İkindi vaktine kadar laflayıp kahve içtiler. Artık Cemre kendini iyi hissediyordu, Macide ise gergin değildi. O sırada Leyla annesini arayarak ödevini evde unuttuğunu ve okula getirmesi gerektiğini yoksa öğretmeninin ona sıfır vereceğini söyledi. Annesi mırın kırın ettiyse de sonunda getirmeyi kabul etti. Cemre’ye “İstersen sen git benim gelmem uzun sürebilir” dedi Macide. Cemre de “Ben beklerim hem bu zor zamanlarda mahallelinin ne yapacağı belli olmuyor evi koruyup kollarım” dedi. Macide uzatmak istemedi ve gitti.

 

Macide uzun bir süre yoktu evde. Cemre de artık sıkılmaya başlamıştı. Macide’nin kıyafetlerini ne kadar sevdiğini hatırladı ve onlara bakarak belki moral bulabilirdi. Gardırobunu açtı ve arkadaşının kıyafetlerini sırasıyla giyinmeye başladı. Ancak siyah bir bluz çok dikkatini çekti; buruşturulup diğer kıyafetlerin arasına adeta gizlenmişti.
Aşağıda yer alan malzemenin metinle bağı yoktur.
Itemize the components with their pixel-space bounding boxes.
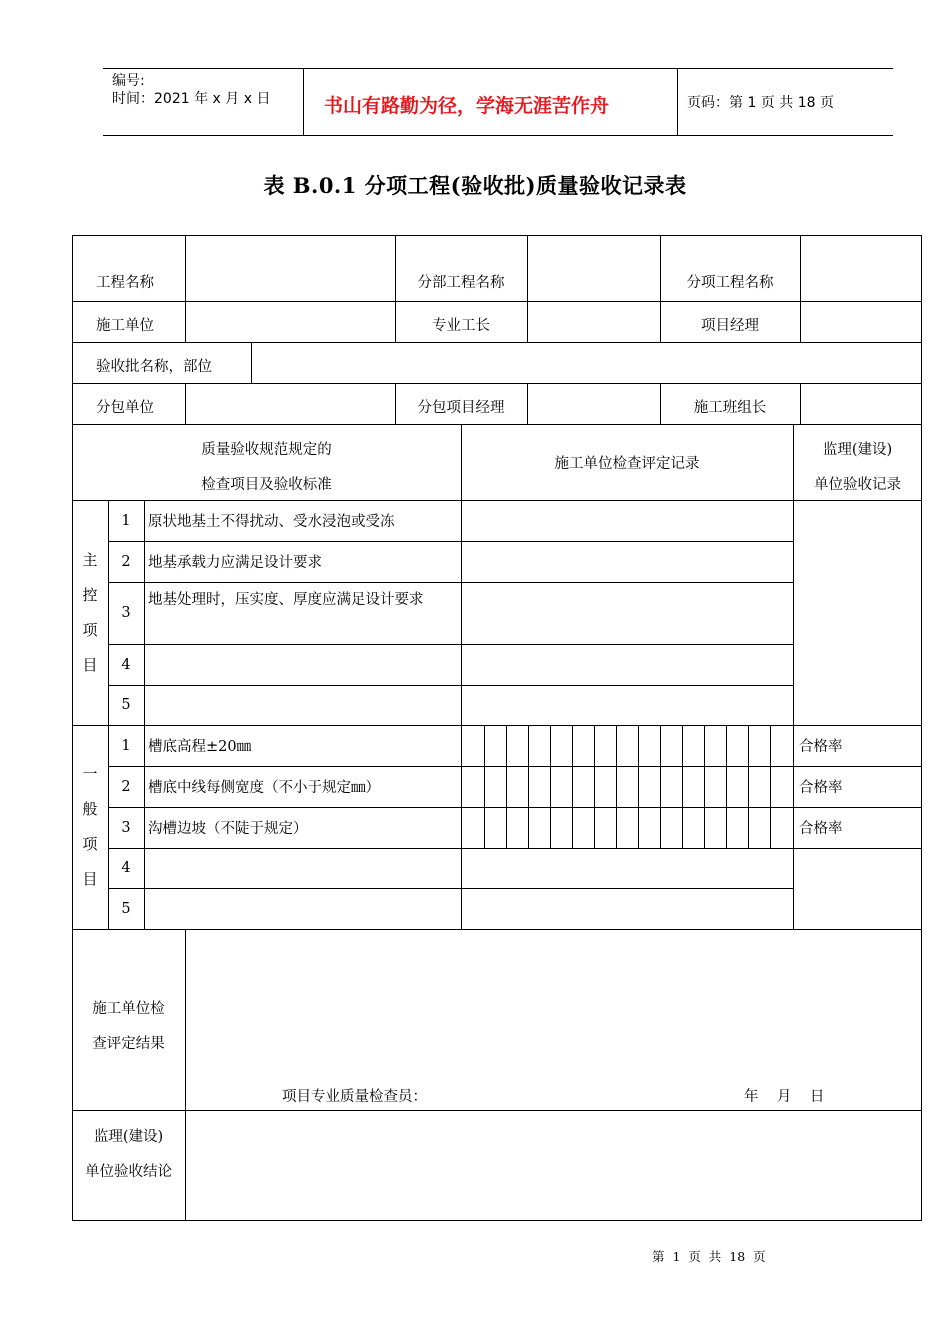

Cemre birçok kıyafet çıkardığından artık bluzun bir ksımını görebiliyordu. “Vay çakal değerli kıyafetlerini saklıyor demek o yüzden de gitmemi istedi.” diye düşünüp o bluzu da çıkardı. Ancak gördüğü görüntü onu kaskatı kesti. Kanlı bir bluzdu bu. Tam o sırada kapının kilidinin gıcırdadığını duydu. Macide eve gelmişti. “Ben geldim.” diye seslendi Cemre’ye. Cemre tir tir titriyordu, bluzu ne yapacağın şaşırmıştı. Stresten yatağın altına attı. Sonra Macide yatak odasına doğru geldi. “Napıyorsun burada kıyafetlerimi mi karıştırıyorsun?” diye sordu. Cemre cevap olarak “Yok canım, bir iki kıyafetini deniyordum eski günlerdeki gibi. Bir kıyafetini bile değiştirmemişsin, bana artık müsaade. Hazır moralim de yerine gelmişken biriken işlerimi bitirmem lazım.” dedi. Macide “Tamam o zaman sen işlerini hallet” dedi. Sonra Macide’nin gözleri onun için önemli olan tek kıyafeti aradı ve orada olmadığını fark etti. “Nereye gidiyorsun öyle çok çabuk, daha karpuz kesecektik” dedi. Cemre önünde duran Macide’yi nasıl aşacağını bilemedi. Macide tok bir sesle “Sanırım siyah tişörtümü bulmuşsun.” dedi. Ne yapacağını şaşıran Cemre, Macide’yi itip evden kaçmaya çalıştı. Kapıyı açmaya kalktığında ise kilitli olduğunu gördü. Bir yandan “imdat !” diye bağırıyor, bir yandan anahtarı bulmaya çalışıyordu. Macide arkadan gelip “Bunu mu arıyordun?” dedi. Sonra Cemre’ye “İstersen koltuğun önüne geç yoksa farklı şekilde de konuşabiliriz” dedi. O sırada kapının kilidi oynamaya başladı, Cemre ise imdat diye bağırıyordu. İrfan tam içeri girdiğinde Macide gözlüğüne bir güzel yapıştırdı. Gözlüğü yere düşünce İrfan, “Macide, iyi misin?” diye sordu. “Çok kötüyüm, Cemre Hanım evde beni koltuğa bağladı, meğersem katil oymuş.” dedi. İrfan “Göremiyorum, göremiyorum!” diye çığlık çığlığa bağırıyordu. Bunu fırsat bilen Macide, Cemre’yi boğmaya kalktı ve işte o anda İrfan’ın soğuk ellerini elinde hissetti. Şok olmuş bir şekilde “Nasıl görüyorsun?”dedi. Sağından gelen bir sesle kafasını çevirdiğinde İrfan’ı ayağa kalkmış karşısında dimdik şu sözleri sayıklarken buldu “Sürekli eksik olan bir süre sonra gerekli de olmuyor.” dedi.